Future.randjump peculiar speed

At my company we typically break up the simulations into predefined fixed “chunks”, and assign a seed to each chunk this way the dynamic scheduler in the threading is repeatable no matter the number of threads.

I have been using Future.randjump to generate a new seed/state for each chunk. After experimenting a bit, it seems that the randjump is pretty slow for the default jump big(10)^20. I think this is supposed to be predefined.I thought by using this jump amount randjump would be faster.

In fact, I noticed no change in runtime for generating, 10 seeds, if I used the default of big(10)^20 or not.

Any thoughts on how to speed up randjump or or why the default isn’t faster? In my “real world” code, I am calling randjump in separate threads to speed things up, but it is actually slower than my simulation.

using Future, Random

seed = 1234
nchunks = 10
jumpamt = big(10)^20

a = fill(MersenneTwister(),nchunks)

m = MersenneTwister(seed)
a[1] = m

for i = 2:nchunks
 @inbounds   a[i] = Future.randjump(m,jumpamt)
end 

Looking at calc_jump (called via randjump)
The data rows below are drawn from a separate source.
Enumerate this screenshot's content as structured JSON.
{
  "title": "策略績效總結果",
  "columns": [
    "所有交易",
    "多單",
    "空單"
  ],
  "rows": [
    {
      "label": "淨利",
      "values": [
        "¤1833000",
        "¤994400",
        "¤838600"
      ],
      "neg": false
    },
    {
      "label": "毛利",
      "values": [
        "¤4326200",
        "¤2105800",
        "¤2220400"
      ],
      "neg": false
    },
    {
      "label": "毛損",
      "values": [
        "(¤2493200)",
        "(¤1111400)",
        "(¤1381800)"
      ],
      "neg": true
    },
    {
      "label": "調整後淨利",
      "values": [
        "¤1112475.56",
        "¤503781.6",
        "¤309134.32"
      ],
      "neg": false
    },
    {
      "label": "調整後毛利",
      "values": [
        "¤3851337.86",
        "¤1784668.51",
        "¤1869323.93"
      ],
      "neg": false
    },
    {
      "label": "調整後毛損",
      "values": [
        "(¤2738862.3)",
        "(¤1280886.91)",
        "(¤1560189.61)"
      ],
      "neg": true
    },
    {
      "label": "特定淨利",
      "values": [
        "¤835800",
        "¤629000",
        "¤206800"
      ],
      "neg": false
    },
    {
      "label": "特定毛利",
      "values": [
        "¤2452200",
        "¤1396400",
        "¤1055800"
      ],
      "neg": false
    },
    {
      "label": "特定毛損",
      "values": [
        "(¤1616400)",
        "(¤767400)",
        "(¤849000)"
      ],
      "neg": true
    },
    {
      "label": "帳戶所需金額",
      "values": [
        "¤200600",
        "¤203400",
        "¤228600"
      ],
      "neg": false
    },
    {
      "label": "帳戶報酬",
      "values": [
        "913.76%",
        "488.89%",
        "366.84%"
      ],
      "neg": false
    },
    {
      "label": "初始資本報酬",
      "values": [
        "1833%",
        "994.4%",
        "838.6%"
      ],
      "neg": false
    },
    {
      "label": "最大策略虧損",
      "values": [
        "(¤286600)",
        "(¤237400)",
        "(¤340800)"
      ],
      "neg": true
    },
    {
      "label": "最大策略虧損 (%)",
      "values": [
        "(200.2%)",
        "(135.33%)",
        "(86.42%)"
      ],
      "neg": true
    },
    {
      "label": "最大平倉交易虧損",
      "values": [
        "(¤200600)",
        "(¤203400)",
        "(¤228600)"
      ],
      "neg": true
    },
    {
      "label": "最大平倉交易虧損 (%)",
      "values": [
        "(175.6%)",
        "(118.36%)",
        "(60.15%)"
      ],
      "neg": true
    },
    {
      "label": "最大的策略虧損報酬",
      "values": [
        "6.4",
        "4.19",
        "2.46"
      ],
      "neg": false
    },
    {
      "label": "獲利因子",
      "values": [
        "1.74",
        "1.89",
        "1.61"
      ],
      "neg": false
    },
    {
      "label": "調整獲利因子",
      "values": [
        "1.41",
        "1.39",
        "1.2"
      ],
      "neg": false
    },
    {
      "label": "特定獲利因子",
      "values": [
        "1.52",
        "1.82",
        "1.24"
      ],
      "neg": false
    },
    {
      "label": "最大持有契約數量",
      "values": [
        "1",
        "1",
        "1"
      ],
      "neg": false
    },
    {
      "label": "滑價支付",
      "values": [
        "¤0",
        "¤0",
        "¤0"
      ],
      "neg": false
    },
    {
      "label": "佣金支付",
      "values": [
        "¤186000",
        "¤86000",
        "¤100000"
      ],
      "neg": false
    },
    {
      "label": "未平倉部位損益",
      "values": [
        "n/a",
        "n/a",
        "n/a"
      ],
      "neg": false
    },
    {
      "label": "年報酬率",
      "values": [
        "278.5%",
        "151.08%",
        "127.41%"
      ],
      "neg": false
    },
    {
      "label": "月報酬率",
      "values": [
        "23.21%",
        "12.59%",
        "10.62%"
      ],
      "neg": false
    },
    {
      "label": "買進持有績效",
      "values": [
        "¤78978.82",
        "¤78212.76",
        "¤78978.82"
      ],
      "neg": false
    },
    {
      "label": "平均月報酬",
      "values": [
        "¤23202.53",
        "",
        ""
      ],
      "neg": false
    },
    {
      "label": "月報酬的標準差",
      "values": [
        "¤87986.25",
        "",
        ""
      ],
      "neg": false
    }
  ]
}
it looks like any steps is cached. So I guess you don’t see the difference if you use the same steps more than two times.

To be fair, the computation cached by calc_jump does seem to be much faster for big(10)^20 than other values, compared to the rest of what Future.randjump does:

julia> @btime Future.randjump(m, big(10)^20) setup=(m = MersenneTwister(0));
  14.303 ms (17 allocations: 22.77 KiB)

julia> @btime Random.DSFMT.GF2X(Random.DSFMT.JPOLY1e20);
  17.986 μs (5 allocations: 7.52 KiB)

julia> @btime Random.DSFMT.powxmod(big(10)^20 + 1, Random.DSFMT.CharPoly());
  92.881 ms (17266 allocations: 12.34 MiB)

By the way, I just realized that calc_jump uses a bare Dict to cache the jump polynomials:

So, using randjump from different threads seems to be a bit dangerous, unless you call randjump first in the main thread.

Just a nitpick, but I guess you meant to write a[i-1] instead of m?